The same media of propaganda is doing the same manipulation and decption of the masses about climate change, climatic warming and extinction of biodiversity, caused by the so called “human activities” The Anthropocene is a comforting story with uncomfortable facts. It fits easily within a conventional description – and analytical logic – that separates humanity from the web of life. Nature becomes a factor, a variable, a part of the story. This logic runs deep. It is a reflex, a part of our intellectual muscle memory. It shapes our thinking of planetary crisis and its origins, preconceptualizing humanity and nature as separate first, connected second. The dominant Anthropocene argument also nestles comfortably within a conventional narrative of modernity. The Industrial Revolution is understood as a set of technical, class, and sometimes political relations emerging around coal and steam.

The Anthropocene has become a wider conversation around humanity’s place in the web of life. The Anthropocene elides decisive questions of difference amongst humans, and the lancinate question of capitalist origins and historical capitalism as a world-ecology of power, capital, and nature, dependent on finding and co-producing what Jeson Moore called the cheap Natures, which is also the origins of ecological crisis.

Industrial revolution and origins of ecological catastrophe

Capitalism is based on the separation of Humanity and Nature.The violence inscribed in Nature/Humanity was there from the beginning.
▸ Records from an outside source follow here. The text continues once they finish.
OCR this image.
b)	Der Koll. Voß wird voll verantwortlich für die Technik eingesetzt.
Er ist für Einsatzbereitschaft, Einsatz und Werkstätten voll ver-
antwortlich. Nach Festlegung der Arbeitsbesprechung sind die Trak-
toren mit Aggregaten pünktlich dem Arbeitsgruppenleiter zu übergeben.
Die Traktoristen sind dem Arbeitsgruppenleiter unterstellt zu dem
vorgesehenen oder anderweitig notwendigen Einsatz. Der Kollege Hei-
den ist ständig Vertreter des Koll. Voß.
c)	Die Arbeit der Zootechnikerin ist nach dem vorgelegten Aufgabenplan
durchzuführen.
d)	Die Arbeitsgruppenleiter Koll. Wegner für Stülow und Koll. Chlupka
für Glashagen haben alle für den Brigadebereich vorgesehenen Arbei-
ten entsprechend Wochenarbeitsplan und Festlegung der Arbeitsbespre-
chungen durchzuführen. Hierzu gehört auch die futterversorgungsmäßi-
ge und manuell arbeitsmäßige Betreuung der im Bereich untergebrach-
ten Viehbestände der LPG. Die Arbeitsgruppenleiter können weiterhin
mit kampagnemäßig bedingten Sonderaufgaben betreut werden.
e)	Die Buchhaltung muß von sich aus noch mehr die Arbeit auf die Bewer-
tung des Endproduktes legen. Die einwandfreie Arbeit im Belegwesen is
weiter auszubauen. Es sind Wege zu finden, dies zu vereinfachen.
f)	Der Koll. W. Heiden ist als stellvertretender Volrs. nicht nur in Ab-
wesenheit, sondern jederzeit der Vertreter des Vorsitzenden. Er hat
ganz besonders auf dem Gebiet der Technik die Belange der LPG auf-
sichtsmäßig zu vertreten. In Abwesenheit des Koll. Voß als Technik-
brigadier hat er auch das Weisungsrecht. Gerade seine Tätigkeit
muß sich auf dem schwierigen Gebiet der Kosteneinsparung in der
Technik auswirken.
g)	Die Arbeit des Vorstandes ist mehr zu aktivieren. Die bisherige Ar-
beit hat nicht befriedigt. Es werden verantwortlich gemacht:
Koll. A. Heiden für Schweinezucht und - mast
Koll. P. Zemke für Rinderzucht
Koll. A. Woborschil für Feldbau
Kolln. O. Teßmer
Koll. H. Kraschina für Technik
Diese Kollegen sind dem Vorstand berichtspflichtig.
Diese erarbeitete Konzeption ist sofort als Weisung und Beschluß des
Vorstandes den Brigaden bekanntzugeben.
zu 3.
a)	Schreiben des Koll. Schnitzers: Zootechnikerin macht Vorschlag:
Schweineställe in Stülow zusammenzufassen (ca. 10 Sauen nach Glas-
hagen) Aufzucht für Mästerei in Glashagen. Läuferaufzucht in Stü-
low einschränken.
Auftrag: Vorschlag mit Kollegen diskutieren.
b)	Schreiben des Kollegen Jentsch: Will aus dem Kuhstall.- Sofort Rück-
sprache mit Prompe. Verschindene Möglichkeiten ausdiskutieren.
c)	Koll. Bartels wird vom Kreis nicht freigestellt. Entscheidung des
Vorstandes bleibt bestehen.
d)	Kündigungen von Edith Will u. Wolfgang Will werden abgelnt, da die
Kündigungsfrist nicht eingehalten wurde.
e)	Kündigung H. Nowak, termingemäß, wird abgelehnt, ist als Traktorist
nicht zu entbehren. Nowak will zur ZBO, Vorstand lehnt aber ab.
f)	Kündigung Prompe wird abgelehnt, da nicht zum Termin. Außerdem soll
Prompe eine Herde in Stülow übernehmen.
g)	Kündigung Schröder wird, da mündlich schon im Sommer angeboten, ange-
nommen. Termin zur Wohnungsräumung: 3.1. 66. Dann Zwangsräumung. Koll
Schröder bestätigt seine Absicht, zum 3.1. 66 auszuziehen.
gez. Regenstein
The era of primitive accumulation gave rise not only to the “accumulation of capital” but also a new world praxis: Cheap Nature. 

Capitalism does, however, advance an epistemic rift: a rift about how humans organizations are embedded in nature. The heart of the problem is that Nature/Society dualism poses not only analytical barriers but reproduces “real world” systems of domination, exploitation, and appropriation. This ontological rift is the symbolic expression of the separation of the direct producers from the means of production. Together, these moments constituted the origins of capitalism not only as world-system but as ontological formation: as a world-ecology. Humanity/Nature is a doubly “violent” abstraction: violent in its analytical removal of strategic relations of historical change but also practically violent in enabling capitalism’s world-historical praxis – a praxis of cheapening the lives and work of many humans and most non-human natures. This is a praxis of domination and alienation operative simultaneously through the structures of capital, knowledge, and feeling.